As it stands, Nairn, Braunstein and Wilson will likely outlast Doan, who is nearing retirement, but could take a position with the franchise down the line. When asked to wager which of the four would win the race, Wilson chose an alternate approach.
“I think I’m the oldest so I probably ain’t gonna last the longest,” he said, laughing. “My guess is everybody’s going to keep going until they can’t anymore because we all love it.”
Sharks at Coyotes
When: 6 p.m., Saturday
Where: Gila River Arena, Glendale
TV: FOX Sports Arizona
Radio: Arizona Sports 98.7 FM
Records: Coyotes — 20-29-7. Sharks — 34-18-6.
Season series: Coyotes lead, 3-0-1.
Injury report: Coyotes — G Louis Domingue (lower body) and LW Lawson Crouse (lower body) are day to day. Crouse has not been ruled out for Saturday’s game. Center Brad Richardson (broken right tibia and fibula) is on injured reserve. Sharks — RW Joonas Donskoi (upper body is likely out until after the bye week. D Dylan DeMelo (wrist) is on injured reserve.

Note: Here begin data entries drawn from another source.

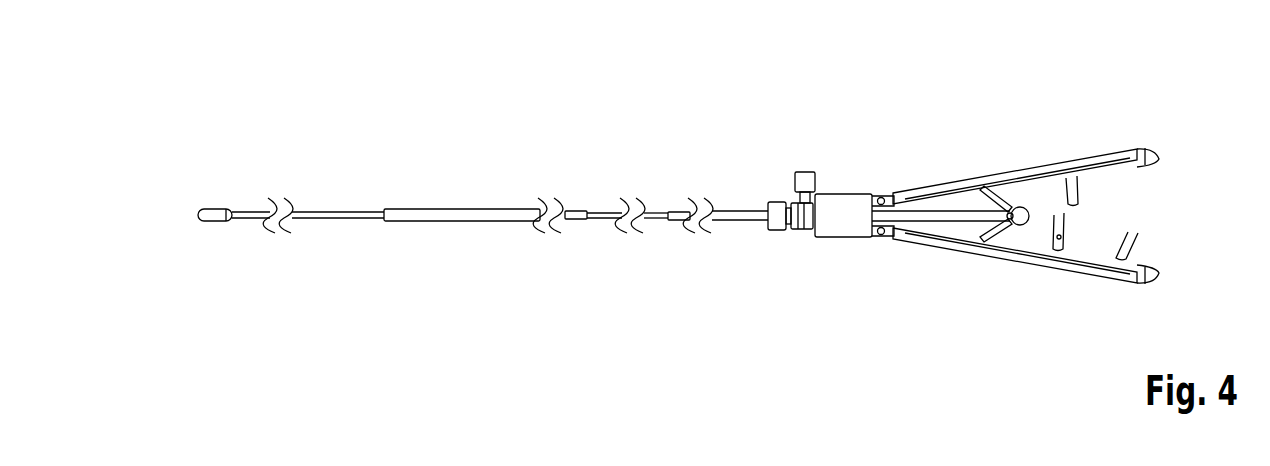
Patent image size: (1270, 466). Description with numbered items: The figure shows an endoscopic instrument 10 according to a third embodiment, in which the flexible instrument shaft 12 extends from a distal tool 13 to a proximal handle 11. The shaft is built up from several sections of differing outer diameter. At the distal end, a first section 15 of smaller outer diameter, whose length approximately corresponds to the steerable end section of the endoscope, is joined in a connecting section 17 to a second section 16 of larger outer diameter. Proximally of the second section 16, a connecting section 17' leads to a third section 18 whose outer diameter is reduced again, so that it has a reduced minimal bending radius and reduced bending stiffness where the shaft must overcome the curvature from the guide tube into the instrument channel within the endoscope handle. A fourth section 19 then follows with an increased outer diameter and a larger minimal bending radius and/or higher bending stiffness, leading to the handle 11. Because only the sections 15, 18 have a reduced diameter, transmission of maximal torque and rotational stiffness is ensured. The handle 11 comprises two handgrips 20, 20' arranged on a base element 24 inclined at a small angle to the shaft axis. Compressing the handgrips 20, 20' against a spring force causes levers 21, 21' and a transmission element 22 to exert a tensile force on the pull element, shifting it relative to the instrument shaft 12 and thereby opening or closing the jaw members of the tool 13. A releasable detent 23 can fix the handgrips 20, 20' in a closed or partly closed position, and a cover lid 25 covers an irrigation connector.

The endoscopic instrument 10 is at (765, 110).
The handle 11 is at (950, 132).
The instrument shaft 12 is at (340, 160).
The tool 13 is at (216, 235).
The first distal section 15 is at (315, 222).
The second section 16 is at (512, 222).
The connecting section 17 is at (411, 173).
The connecting section 17' is at (575, 179).
The third section 18 is at (613, 222).
The fourth section 19 is at (740, 210).
The handgrip 20 is at (1026, 145).
The handgrip 20' is at (1026, 283).
The lever 21 is at (990, 161).
The lever 21' is at (988, 273).
The transmission element 22 is at (928, 212).
The releasable detent 23 is at (1100, 208).
The base element 24 is at (808, 238).
The cover lid 25 is at (812, 173).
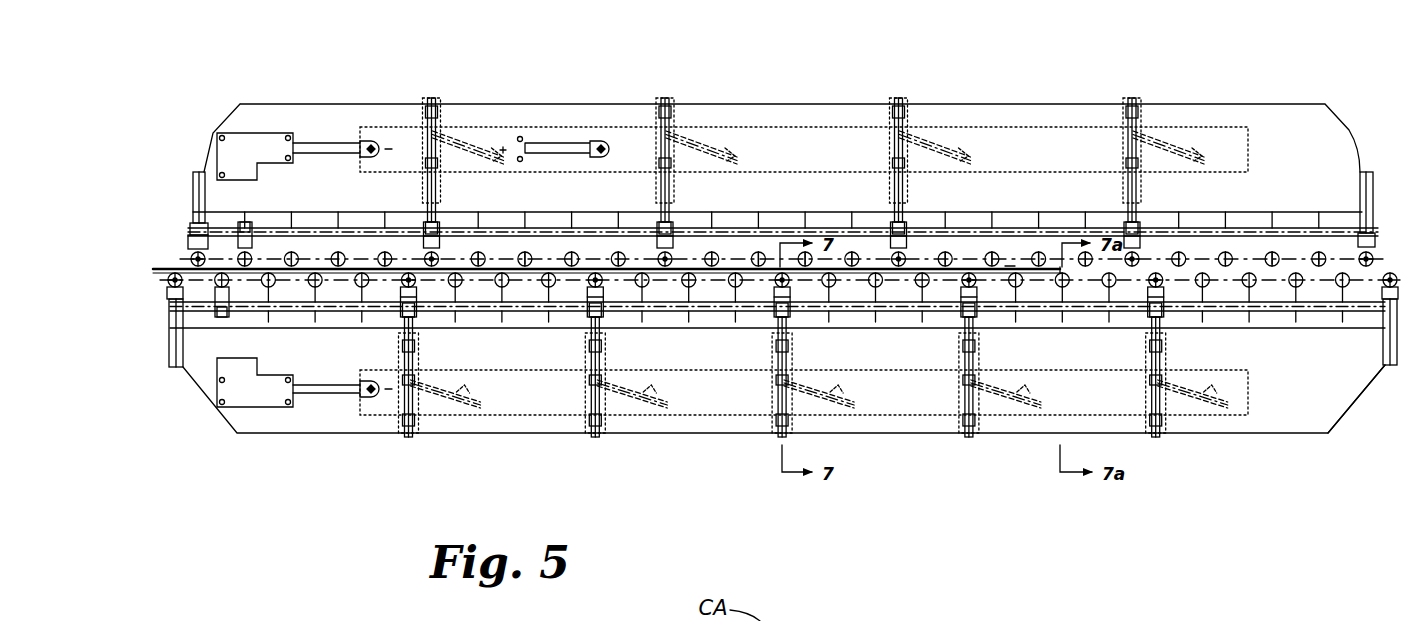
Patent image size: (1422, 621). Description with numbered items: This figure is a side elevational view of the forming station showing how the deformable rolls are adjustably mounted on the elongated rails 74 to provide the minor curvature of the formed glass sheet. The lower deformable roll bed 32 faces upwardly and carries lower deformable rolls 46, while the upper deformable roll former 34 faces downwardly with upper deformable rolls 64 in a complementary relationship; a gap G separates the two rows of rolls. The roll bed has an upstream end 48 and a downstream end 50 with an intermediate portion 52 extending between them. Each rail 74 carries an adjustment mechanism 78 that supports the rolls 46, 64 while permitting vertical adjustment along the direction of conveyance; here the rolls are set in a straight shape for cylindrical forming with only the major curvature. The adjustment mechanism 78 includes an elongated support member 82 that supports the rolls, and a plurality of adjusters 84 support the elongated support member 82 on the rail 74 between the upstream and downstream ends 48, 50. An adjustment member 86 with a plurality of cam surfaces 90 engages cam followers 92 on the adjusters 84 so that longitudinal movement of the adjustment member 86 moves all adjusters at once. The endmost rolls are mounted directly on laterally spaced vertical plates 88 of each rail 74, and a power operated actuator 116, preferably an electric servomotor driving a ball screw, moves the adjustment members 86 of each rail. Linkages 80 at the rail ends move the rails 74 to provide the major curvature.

The lower deformable roll bed 32 is at (1259, 292).
The upper deformable roll former 34 is at (1290, 250).
The lower deformable rolls 46 is at (268, 287).
The upstream end 48 is at (177, 408).
The downstream end 50 is at (1386, 408).
The intermediate portion 52 is at (718, 395).
The upper deformable rolls 64 is at (524, 252).
The elongated rails 74 is at (776, 100).
The adjustment mechanism 78 is at (1000, 86).
The linkages 80 is at (1322, 507).
The elongated support member 82 is at (745, 228).
The adjusters 84 is at (421, 197).
The adjustment member 86 is at (736, 128).
The vertical plates 88 is at (1060, 115).
The cam surfaces 90 is at (460, 405).
The cam followers 92 is at (400, 395).
The power operated actuator 116 is at (246, 140).
The gap G is at (1010, 266).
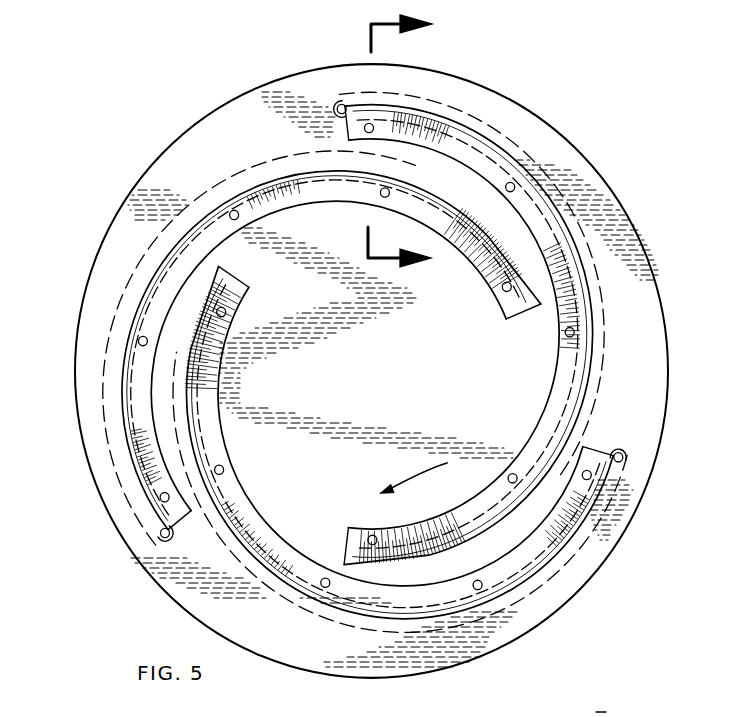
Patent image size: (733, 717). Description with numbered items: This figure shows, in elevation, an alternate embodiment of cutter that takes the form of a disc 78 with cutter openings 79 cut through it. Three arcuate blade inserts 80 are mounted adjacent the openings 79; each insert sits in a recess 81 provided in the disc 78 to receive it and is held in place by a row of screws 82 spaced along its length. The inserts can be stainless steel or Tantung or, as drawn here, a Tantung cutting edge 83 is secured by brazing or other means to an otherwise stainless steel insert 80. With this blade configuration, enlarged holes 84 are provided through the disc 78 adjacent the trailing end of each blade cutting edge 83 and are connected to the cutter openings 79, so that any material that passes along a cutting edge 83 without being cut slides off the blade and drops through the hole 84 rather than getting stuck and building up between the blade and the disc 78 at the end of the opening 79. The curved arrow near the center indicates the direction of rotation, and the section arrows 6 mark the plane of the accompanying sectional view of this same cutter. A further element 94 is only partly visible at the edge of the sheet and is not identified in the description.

The disc 78 is at (561, 146).
The cutter openings 79 is at (507, 132).
The blade inserts 80 is at (457, 137).
The recesses 81 is at (348, 546).
The screws 82 is at (138, 338).
The cutting edge 83 is at (237, 193).
The enlarged holes 84 is at (339, 101).
The element 94 is at (614, 707).
The section line 6- 6 is at (409, 144).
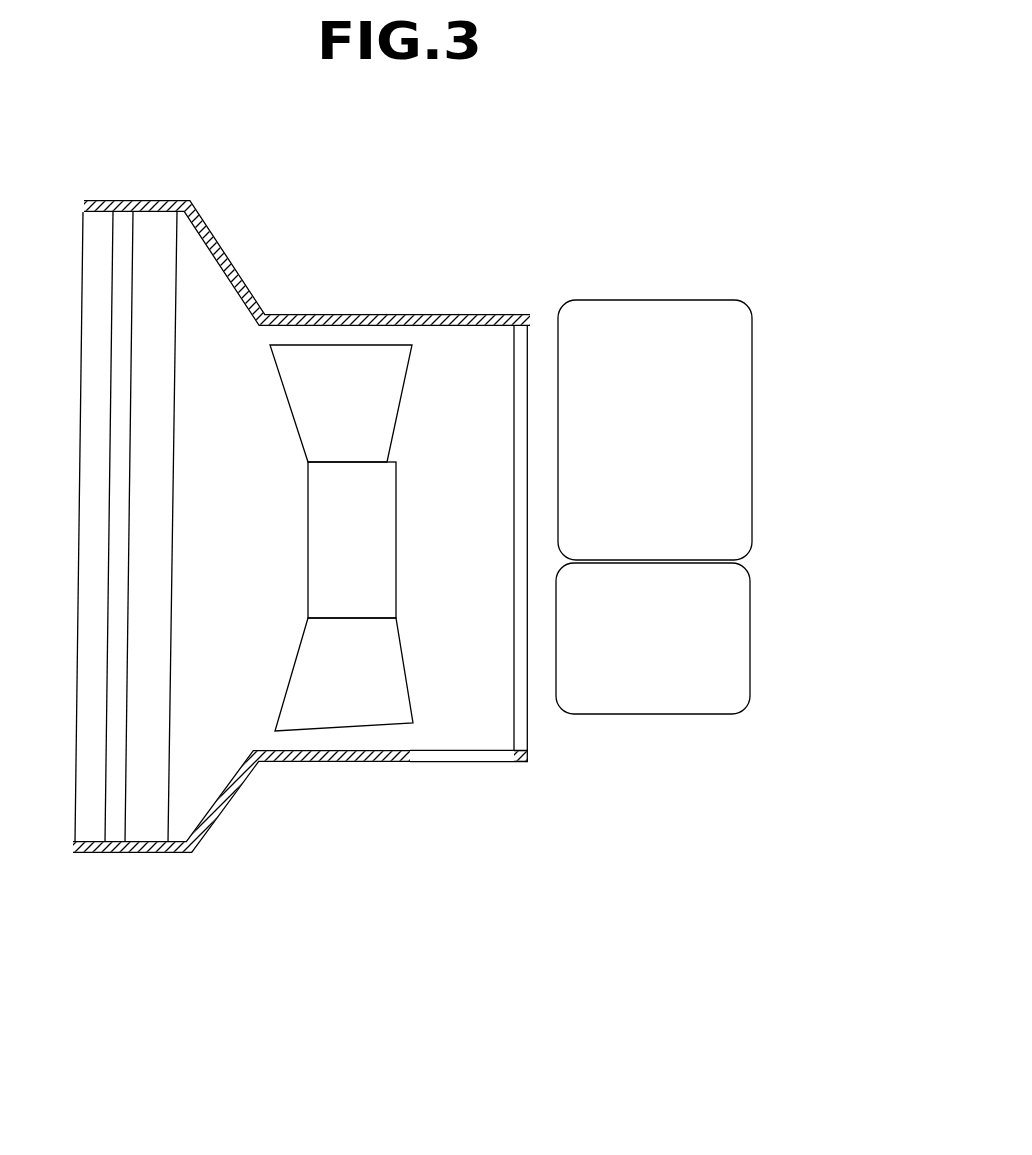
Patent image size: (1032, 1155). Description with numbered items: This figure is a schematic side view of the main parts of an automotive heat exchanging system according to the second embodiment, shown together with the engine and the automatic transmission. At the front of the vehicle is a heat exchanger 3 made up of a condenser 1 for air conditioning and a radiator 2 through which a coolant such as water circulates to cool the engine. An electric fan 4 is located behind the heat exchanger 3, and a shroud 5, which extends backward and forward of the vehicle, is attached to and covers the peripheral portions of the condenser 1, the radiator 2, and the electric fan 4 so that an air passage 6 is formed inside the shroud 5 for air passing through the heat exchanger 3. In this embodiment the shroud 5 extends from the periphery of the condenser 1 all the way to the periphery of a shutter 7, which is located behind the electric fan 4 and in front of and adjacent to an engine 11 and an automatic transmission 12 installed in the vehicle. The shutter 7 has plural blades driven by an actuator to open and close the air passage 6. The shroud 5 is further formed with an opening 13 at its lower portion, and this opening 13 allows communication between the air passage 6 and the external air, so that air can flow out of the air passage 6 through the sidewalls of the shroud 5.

The condenser 1 is at (95, 833).
The radiator 2 is at (145, 561).
The heat exchanger 3 is at (111, 596).
The electric fan 4 is at (362, 712).
The shroud 5 is at (183, 852).
The air passage 6 is at (227, 727).
The shutter 7 is at (515, 713).
The engine 11 is at (717, 411).
The automatic transmission 12 is at (724, 649).
The opening 13 is at (462, 758).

Scouting the Sharks: San Jose leads the Pacific Division with 74 points but has won just three of its last nine (3-2-4). … San Jose’s power play is 22nd in the league at 16.85 percent. The only team in a postseason position with a lower percentage is Ottawa (24th, 16.76 percent). … G Martin Jones has started 49 of the team’s 58 games and has seen his save percentage in February dip to .882. … D Brent Burns leads the team with 25 goals and 61 points in 58 games.